Beyond brown: polyphenol oxidases as enzymes of plant specialized metabolism

Abstract

Most cloned and/or characterized plant polyphenol oxidases (PPOs) have catechol oxidase activity (i.e., they oxidize o-diphenols to o-quinones) and are localized or predicted to be localized to plastids. As a class, they have broad substrate specificity and are associated with browning of produce and other plant materials. Because PPOs are often induced by wounding or pathogen attack, they are most generally believed to play important roles in plant defense responses. However, a few well-characterized PPOs appear to have very specific roles in the biosynthesis of specialized metabolites via both tyrosinase (monophenol oxidase) and catechol oxidase activities. Here we detail a few examples of these and explore the possibility that there may be many more "biosynthetic" PPOs.

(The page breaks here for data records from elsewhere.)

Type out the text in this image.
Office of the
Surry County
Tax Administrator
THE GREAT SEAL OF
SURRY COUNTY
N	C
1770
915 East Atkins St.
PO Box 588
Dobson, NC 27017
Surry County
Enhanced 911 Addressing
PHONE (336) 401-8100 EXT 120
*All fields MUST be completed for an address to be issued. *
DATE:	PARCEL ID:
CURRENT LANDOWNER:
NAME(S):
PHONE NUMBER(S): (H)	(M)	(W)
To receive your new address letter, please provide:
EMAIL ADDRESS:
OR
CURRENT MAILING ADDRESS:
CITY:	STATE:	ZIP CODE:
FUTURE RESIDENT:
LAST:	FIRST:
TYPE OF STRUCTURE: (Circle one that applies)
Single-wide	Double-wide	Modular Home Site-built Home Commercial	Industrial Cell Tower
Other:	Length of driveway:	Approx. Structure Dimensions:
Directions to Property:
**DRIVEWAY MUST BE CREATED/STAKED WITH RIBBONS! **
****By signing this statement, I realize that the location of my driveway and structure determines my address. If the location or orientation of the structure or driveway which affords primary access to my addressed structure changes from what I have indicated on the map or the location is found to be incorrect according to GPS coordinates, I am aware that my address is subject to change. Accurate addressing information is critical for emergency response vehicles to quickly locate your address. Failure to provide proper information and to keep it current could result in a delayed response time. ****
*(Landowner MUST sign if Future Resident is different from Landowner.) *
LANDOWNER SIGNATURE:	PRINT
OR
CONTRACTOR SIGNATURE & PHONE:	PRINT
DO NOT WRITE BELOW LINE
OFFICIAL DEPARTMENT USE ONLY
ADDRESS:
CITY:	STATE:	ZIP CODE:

Keywords: 8-8’ linked lignans; L-DOPA; aurones; betalains; metabolism; specialized metabolism; tyramine; tyrosine.

FIGURE 1

Involvement of polyphenol oxidases (PPOs) in plant specialized metabolism. Steps where PPO involvement has been demonstrated or proposed are highlighted in red. For simplicity, not all reactants, enzymes, or stereochemistry are shown. Steps that occur spontaneously (not mediated by an enzyme) are indicated. (A) Betalain synthesis as described by Hatlestad et al. (2012), Gandia-Herrero and Garcia-Carmona (2013), and others. DODA, DOPA 4,5-dioxygenase; CYP76AD1, the cytochrome P450 described by Hatlestad et al. (2012). The reaction mediated by CYP76AD1 likely proceeds via a DOPA quinone intermediate (Gandia-Herrero and Garcia-Carmona, 2013). (B) Proposed tyrosine metabolism in walnut (Araji et al., 2014). Values in parentheses are fold change in metabolite in walnut plants with PPO silenced via RNAi relative to wild type control plants as reported by Araji et al. (2014). Tyrosine levels did not change and L-DOPA itself was not detectable. (C) 3,3′-Dihydroxylarreatricin biosynthesis in creosote bush as proposed by Cho et al. (2003). L3′H, larreatricin 3′-hydroxylase. (D) (i) Aureusidin biosynthesis in A. majus as proposed by Nakayama et al. (2001). AS, aureusidin synthase (here, a vacuolar PPO); THC, 2′,4′,6′,4-tetrahydroxychalcone; PHC, 2′,4′,6′,3,4-pentahydroxychalcone. For simplicity, bracteatin formation from PHC by AS is not shown. (ii) Sulfuretin biosynthesis in C. grandiflora as proposed by Kaintz et al. (2014). AS, aurone synthase (here, a plastidic PPO).